In an example of Pinto math, an internal GM memo showed that the company estimated that deaths resulting from post-collision fuel-tank fires cost General Motors $2.40 per car. This calculation was based on an estimate that each life "has a value of $200,000." Internal memos also showed that the company had developed an improved design that would do a better job of protecting the gas tank in collisions. Improving the design would cost the company $8.59 per car. Executives decided not to do so.
In 1999, a jury found that General Motors Corp., in an effort to cut costs and increase profits, knowingly endangered the lives of their customers and ordered the company to provide compensation for the horrific burns to the Anderson family.
On The Hill
Last Friday, the Senate Judiciary Committee held a hearing on proposed criminal sanctions for corporate executives who deliberately endanger American lives by knowingly putting a defective product on the market. Witnesses at the hearing discussed both the exploding fuel tanks in the Chevy Malibu and the Guidant heart defibrillator as tragic examples of what happens when corporate executives place profits before human life.
By the Numbers
$8.59:Amount that GM estimated it would cost to improve the fuel tank design, per car.
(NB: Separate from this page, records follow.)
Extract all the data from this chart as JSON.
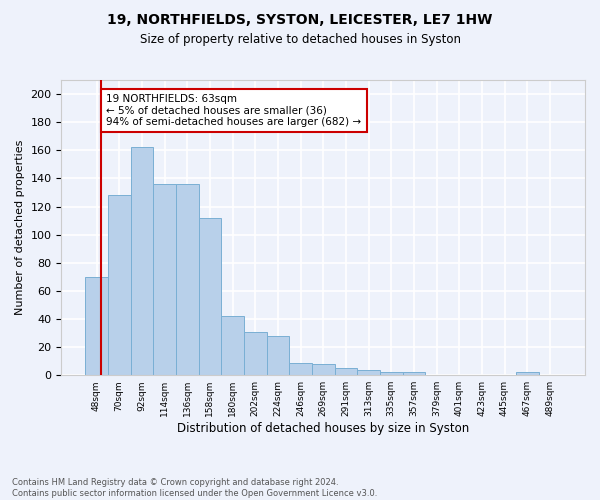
{
  "title1": "19, NORTHFIELDS, SYSTON, LEICESTER, LE7 1HW",
  "title2": "Size of property relative to detached houses in Syston",
  "xlabel": "Distribution of detached houses by size in Syston",
  "ylabel": "Number of detached properties",
  "categories": [
    "48sqm",
    "70sqm",
    "92sqm",
    "114sqm",
    "136sqm",
    "158sqm",
    "180sqm",
    "202sqm",
    "224sqm",
    "246sqm",
    "269sqm",
    "291sqm",
    "313sqm",
    "335sqm",
    "357sqm",
    "379sqm",
    "401sqm",
    "423sqm",
    "445sqm",
    "467sqm",
    "489sqm"
  ],
  "values": [
    70,
    128,
    162,
    136,
    136,
    112,
    42,
    31,
    28,
    9,
    8,
    5,
    4,
    2,
    2,
    0,
    0,
    0,
    0,
    2,
    0
  ],
  "bar_color": "#b8d0ea",
  "bar_edge_color": "#7aafd4",
  "annotation_text": "19 NORTHFIELDS: 63sqm\n← 5% of detached houses are smaller (36)\n94% of semi-detached houses are larger (682) →",
  "annotation_box_color": "#ffffff",
  "annotation_box_edge": "#cc0000",
  "vline_color": "#cc0000",
  "ylim": [
    0,
    210
  ],
  "yticks": [
    0,
    20,
    40,
    60,
    80,
    100,
    120,
    140,
    160,
    180,
    200
  ],
  "footnote": "Contains HM Land Registry data © Crown copyright and database right 2024.\nContains public sector information licensed under the Open Government Licence v3.0.",
  "bg_color": "#eef2fb",
  "grid_color": "#ffffff"
}
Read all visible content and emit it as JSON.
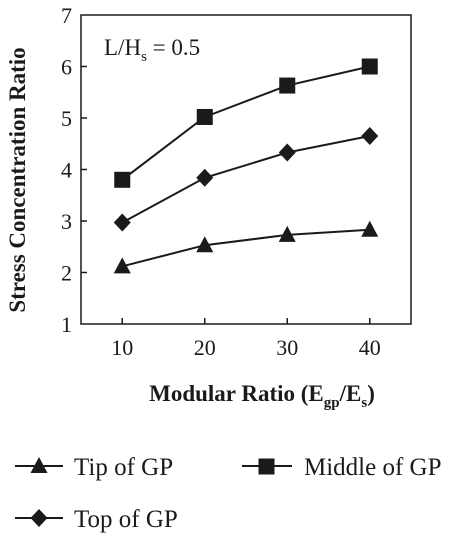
{
  "chart_data": {
    "type": "line",
    "x": [
      10,
      20,
      30,
      40
    ],
    "xlim": [
      5,
      45
    ],
    "ylim": [
      1,
      7
    ],
    "xticks": [
      "10",
      "20",
      "30",
      "40"
    ],
    "yticks": [
      "1",
      "2",
      "3",
      "4",
      "5",
      "6",
      "7"
    ],
    "xlabel": {
      "prefix": "Modular Ratio (E",
      "sub1": "gp",
      "mid": "/E",
      "sub2": "s",
      "suffix": ")"
    },
    "ylabel": "Stress Concentration Ratio",
    "annotation": {
      "prefix": "L/H",
      "sub": "s",
      "suffix": " = 0.5"
    },
    "grid": false,
    "legend_position": "bottom",
    "series": [
      {
        "name": "Tip of GP",
        "marker": "triangle",
        "values": [
          2.12,
          2.53,
          2.73,
          2.83
        ]
      },
      {
        "name": "Middle of GP",
        "marker": "square",
        "values": [
          3.8,
          5.02,
          5.63,
          6.0
        ]
      },
      {
        "name": "Top of GP",
        "marker": "diamond",
        "values": [
          2.97,
          3.84,
          4.33,
          4.65
        ]
      }
    ],
    "colors": {
      "line": "#1a1a1a"
    }
  }
}
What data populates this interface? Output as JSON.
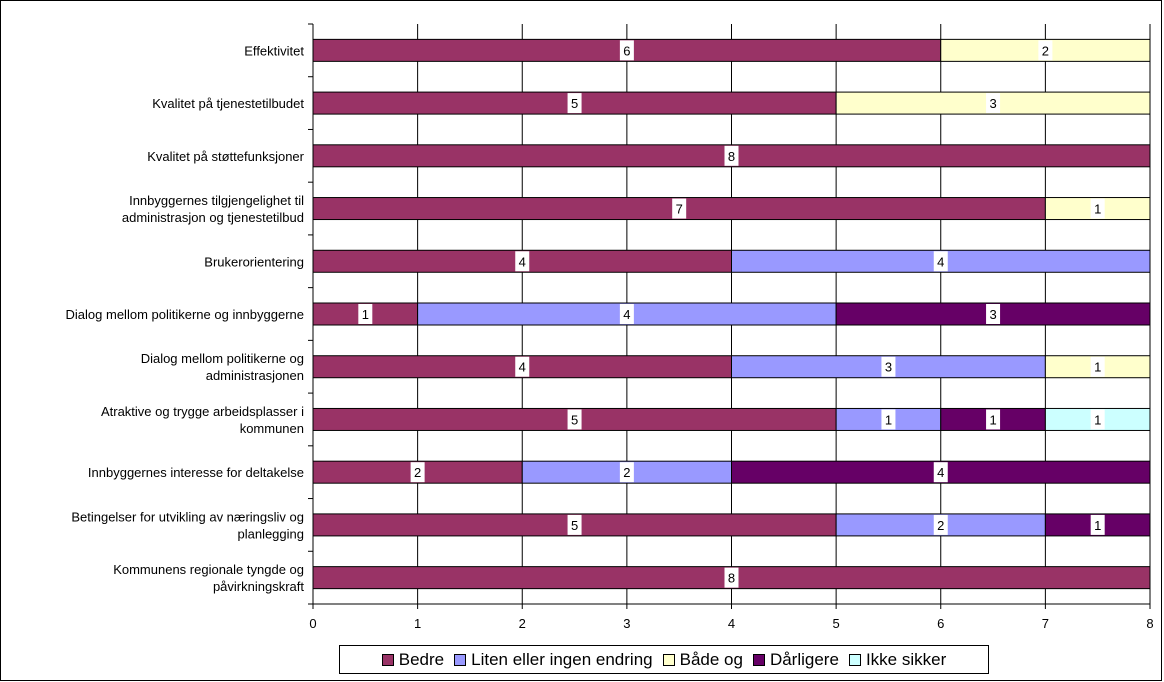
{
  "chart_data": {
    "type": "bar",
    "orientation": "horizontal",
    "stacked": true,
    "categories": [
      "Effektivitet",
      "Kvalitet på tjenestetilbudet",
      "Kvalitet på støttefunksjoner",
      "Innbyggernes tilgjengelighet til administrasjon og tjenestetilbud",
      "Brukerorientering",
      "Dialog mellom politikerne og innbyggerne",
      "Dialog mellom politikerne og administrasjonen",
      "Atraktive og trygge arbeidsplasser i kommunen",
      "Innbyggernes interesse for deltakelse",
      "Betingelser for utvikling av næringsliv og planlegging",
      "Kommunens regionale tyngde og påvirkningskraft"
    ],
    "category_lines": [
      [
        "Effektivitet"
      ],
      [
        "Kvalitet på tjenestetilbudet"
      ],
      [
        "Kvalitet på støttefunksjoner"
      ],
      [
        "Innbyggernes tilgjengelighet til",
        "administrasjon og tjenestetilbud"
      ],
      [
        "Brukerorientering"
      ],
      [
        "Dialog mellom politikerne og innbyggerne"
      ],
      [
        "Dialog mellom politikerne og",
        "administrasjonen"
      ],
      [
        "Atraktive og trygge arbeidsplasser i",
        "kommunen"
      ],
      [
        "Innbyggernes interesse for deltakelse"
      ],
      [
        "Betingelser for utvikling av næringsliv og",
        "planlegging"
      ],
      [
        "Kommunens regionale tyngde og",
        "påvirkningskraft"
      ]
    ],
    "series": [
      {
        "name": "Bedre",
        "color": "#993366",
        "values": [
          6,
          5,
          8,
          7,
          4,
          1,
          4,
          5,
          2,
          5,
          8
        ]
      },
      {
        "name": "Liten eller ingen endring",
        "color": "#9999ff",
        "values": [
          0,
          0,
          0,
          0,
          4,
          4,
          3,
          1,
          2,
          2,
          0
        ]
      },
      {
        "name": "Både og",
        "color": "#ffffcc",
        "values": [
          2,
          3,
          0,
          1,
          0,
          0,
          1,
          0,
          0,
          0,
          0
        ]
      },
      {
        "name": "Dårligere",
        "color": "#660066",
        "values": [
          0,
          0,
          0,
          0,
          0,
          3,
          0,
          1,
          4,
          1,
          0
        ]
      },
      {
        "name": "Ikke sikker",
        "color": "#ccffff",
        "values": [
          0,
          0,
          0,
          0,
          0,
          0,
          0,
          1,
          0,
          0,
          0
        ]
      }
    ],
    "xlim": [
      0,
      8
    ],
    "xticks": [
      0,
      1,
      2,
      3,
      4,
      5,
      6,
      7,
      8
    ],
    "grid": "vertical",
    "data_labels": true,
    "legend_position": "bottom"
  }
}
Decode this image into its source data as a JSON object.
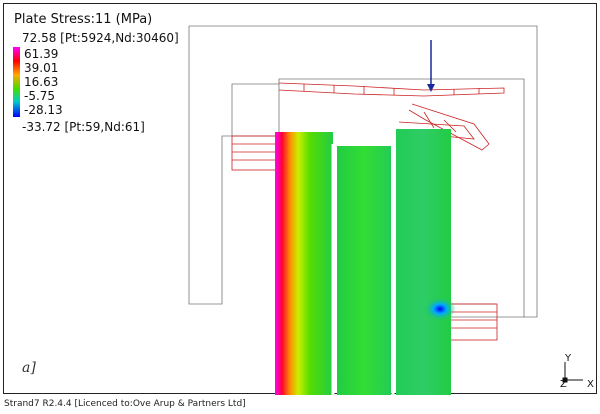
{
  "result": {
    "title": "Plate Stress:11  (MPa)",
    "max_label": "72.58 [Pt:5924,Nd:30460]",
    "min_label": "-33.72 [Pt:59,Nd:61]",
    "legend_ticks": [
      "61.39",
      "39.01",
      "16.63",
      "-5.75",
      "-28.13"
    ],
    "colors": {
      "max": "#ff00ff",
      "high": "#ff0000",
      "mid": "#44dd00",
      "low": "#00cccc",
      "min": "#0000ff"
    }
  },
  "figure_label": "a]",
  "axes": {
    "y": "Y",
    "z": "Z",
    "x": "X"
  },
  "status_bar": {
    "text": "Strand7 R2.4.4 [Licenced to:Ove Arup & Partners Ltd]"
  }
}
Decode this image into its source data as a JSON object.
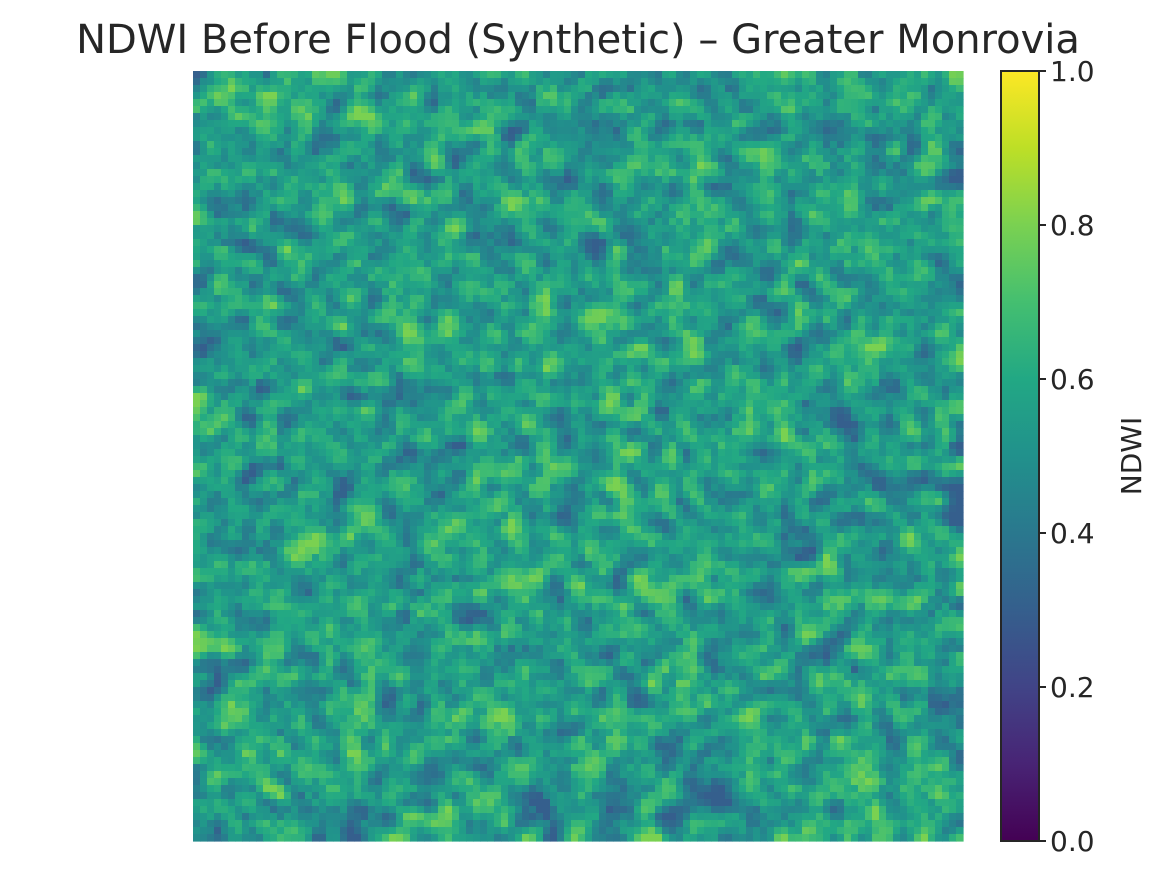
{
  "chart_data": {
    "type": "heatmap",
    "title": "NDWI Before Flood (Synthetic) – Greater Monrovia",
    "colormap": "viridis",
    "axes_visible": false,
    "value_range": [
      0.0,
      1.0
    ],
    "typical_value_range": [
      0.3,
      0.8
    ],
    "colorbar": {
      "label": "NDWI",
      "ticks": [
        0.0,
        0.2,
        0.4,
        0.6,
        0.8,
        1.0
      ],
      "tick_labels": [
        "0.0",
        "0.2",
        "0.4",
        "0.6",
        "0.8",
        "1.0"
      ],
      "placement": "right"
    }
  }
}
[Source: Respondent's Brief, CA Court of Appeals, 2nd Appellate District, Case No. B135147]
$4 billion: Amount GM spends yearly on advertising.
[Source: Trial Testimony]
500: Number of fatalities GM estimated would occur every year because of post-collision fuel tank fires.
[Source: Internal GM Document (Ivey Memo)]
5 million: Number of GM vehicles with the dangerous fuel tank that are still on the road, including the Malibu, Oldsmobile Cutlass, Pontiac Grand Am and El Camino.